Uma vez que a luz da estrela de fundo era tão fraca, o principal desafio para os astrónomos era extrair a sua imagem do brilho da anã branca, que é 400 vezes mais brilhante do que a estrela de fundo. Apenas o Hubble pode fazer este tipo de observações de alto contraste no visível.
“Mesmo quando se identifica um destes eventos extremamente raros, ainda é extremamente difícil fazer estas medições”, disse Leigh Smith da Universidade de Cambridge.
“O brilho da anã branca pode causar listras em direções imprevisíveis, o que significa que tivemos que analisar cada uma das observações do Hubble com extremo cuidado, e as suas limitações, para modelar o evento e estimar a massa de LAWD 37″.
“A precisão da medição da massa de LAWD 37 permite-nos testar a relação massa-raio das anãs brancas”, disse McGill.
“Isto significa testar a teoria da matéria degenerada (um gás, sob a gravidade, tão supercomprimido, que se comporta mais como matéria sólida) nas condições extremas dentro desta estrela morta”, acrescentou.
Os investigadores dizem que os seus resultados abrem a porta para previsões de eventos futuros com dados do Gaia.
Para além do Hubble, estes alinhamentos podem agora ser detetados com o Telescópio Espacial James Webb da NASA/ESA/CSA.
Uma vez que o Webb trabalha em comprimentos de onda infravermelhos, o brilho azul de uma anã branca em primeiro plano parece mais escuro no infravermelho, e a luz da estrela de fundo parece mais brilhante.
Com base nos poderes de previsão do Gaia, Sahu está a observar outra anã branca, LAWD 66, com o Webb. A primeira observação foi feita em 2022. Mais observações serão obtidas à medida que o desvio atinge o pico em 2024 e depois diminui.

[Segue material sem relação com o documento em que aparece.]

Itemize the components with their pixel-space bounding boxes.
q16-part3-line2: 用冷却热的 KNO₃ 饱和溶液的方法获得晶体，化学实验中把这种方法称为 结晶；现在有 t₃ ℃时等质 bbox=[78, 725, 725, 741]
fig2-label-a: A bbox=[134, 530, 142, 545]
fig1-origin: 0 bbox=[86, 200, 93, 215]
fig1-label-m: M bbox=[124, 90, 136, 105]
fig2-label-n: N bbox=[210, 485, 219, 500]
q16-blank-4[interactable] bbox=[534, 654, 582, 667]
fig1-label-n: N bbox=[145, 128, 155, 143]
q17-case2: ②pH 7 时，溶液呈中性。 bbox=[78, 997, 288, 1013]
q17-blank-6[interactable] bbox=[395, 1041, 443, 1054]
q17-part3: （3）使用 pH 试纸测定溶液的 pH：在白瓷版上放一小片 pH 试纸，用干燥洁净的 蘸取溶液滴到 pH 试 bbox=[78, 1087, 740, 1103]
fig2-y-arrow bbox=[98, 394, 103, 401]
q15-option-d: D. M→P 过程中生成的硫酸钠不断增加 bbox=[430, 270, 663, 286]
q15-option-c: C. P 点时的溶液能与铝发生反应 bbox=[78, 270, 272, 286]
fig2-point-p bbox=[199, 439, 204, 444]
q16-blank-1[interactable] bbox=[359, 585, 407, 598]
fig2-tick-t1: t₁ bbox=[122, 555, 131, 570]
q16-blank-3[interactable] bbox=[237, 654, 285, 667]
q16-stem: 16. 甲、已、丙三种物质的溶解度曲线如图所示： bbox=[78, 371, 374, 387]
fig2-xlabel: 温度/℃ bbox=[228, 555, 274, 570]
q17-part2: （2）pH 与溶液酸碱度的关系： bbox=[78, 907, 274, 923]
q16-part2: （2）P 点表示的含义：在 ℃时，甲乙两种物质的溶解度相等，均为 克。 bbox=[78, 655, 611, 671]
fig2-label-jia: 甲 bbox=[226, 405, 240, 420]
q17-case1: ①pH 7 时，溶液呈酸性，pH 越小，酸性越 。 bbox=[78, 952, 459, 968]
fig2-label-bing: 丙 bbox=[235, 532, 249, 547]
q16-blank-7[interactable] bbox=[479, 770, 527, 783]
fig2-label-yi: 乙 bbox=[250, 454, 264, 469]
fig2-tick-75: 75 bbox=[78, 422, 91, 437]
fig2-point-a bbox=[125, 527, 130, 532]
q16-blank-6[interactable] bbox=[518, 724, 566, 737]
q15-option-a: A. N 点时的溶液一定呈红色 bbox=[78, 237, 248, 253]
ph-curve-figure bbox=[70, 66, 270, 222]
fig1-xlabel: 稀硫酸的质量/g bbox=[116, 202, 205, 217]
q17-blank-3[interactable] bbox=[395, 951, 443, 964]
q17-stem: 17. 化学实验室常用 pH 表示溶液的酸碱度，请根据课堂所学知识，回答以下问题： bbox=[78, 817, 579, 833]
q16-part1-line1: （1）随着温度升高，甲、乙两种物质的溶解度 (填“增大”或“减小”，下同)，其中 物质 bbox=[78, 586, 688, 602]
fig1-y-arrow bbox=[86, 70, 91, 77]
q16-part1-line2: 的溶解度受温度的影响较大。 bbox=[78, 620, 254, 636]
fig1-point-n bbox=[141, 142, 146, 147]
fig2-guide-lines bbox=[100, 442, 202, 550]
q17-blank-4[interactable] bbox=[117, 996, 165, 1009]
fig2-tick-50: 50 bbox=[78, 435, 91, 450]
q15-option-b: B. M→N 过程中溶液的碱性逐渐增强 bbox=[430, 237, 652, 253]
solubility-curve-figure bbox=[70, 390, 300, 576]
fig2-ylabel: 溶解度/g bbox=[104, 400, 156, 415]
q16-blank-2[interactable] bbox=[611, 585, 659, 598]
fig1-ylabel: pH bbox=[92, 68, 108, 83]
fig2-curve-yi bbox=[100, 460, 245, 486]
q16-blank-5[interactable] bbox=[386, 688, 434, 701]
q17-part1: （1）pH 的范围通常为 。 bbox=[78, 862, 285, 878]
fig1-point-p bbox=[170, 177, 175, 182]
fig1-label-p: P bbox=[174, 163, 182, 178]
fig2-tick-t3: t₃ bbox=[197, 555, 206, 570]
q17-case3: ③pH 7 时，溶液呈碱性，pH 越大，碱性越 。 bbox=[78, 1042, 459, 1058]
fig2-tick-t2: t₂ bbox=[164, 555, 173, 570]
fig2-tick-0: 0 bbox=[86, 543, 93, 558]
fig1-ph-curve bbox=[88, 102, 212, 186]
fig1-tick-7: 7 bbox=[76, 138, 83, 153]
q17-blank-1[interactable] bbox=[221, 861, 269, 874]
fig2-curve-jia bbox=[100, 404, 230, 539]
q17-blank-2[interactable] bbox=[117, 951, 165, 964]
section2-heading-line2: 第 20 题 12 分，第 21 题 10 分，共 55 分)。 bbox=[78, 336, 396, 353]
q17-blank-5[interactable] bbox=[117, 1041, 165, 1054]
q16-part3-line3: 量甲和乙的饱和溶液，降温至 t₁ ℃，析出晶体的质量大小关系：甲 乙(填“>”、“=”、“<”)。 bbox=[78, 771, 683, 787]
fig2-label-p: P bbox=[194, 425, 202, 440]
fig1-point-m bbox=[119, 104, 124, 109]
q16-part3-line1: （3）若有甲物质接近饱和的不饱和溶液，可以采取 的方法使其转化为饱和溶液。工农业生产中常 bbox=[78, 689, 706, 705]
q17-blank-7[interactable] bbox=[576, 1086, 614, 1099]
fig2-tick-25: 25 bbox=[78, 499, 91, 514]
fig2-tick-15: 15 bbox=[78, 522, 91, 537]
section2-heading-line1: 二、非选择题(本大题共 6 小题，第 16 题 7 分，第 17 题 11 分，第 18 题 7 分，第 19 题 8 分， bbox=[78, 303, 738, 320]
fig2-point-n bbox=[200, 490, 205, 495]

“O Gaia mudou realmente o jogo – é excitante poder usar os dados do Gaia para prever quando os eventos vão acontecer, e depois observá-los a acontecer”, disse McGill. “Queremos continuar a medir o efeito de microlente gravitacional e obter medições de massa para muitos mais tipos de estrelas”.
Na sua teoria da relatividade geral de 1915, Einstein previu que quando um objeto compacto massivo passa em frente de uma estrela de fundo, a luz da estrela seria “dobrada” em torno do objeto de primeiro plano devido à curvatura do espaço pelo seu campo gravitacional.
Exatamente um século antes desta observação do Hubble, em 1919, duas expedições britânicas ao hemisfério sul detetaram pela primeira vez este efeito de lente durante um eclipse solar a 19 de maio.
Foi aclamada como a primeira prova experimental da relatividade geral – que a gravidade curva o espaço.
No entanto, Einstein estava pessimista de que o efeito pudesse alguma vez ser detetado para estrelas para lá do nosso Sistema Solar, devido à precisão necessária. “A nossa medição é 625 vezes mais pequena do que o efeito medido no eclipse solar de 1919”, disse McGill.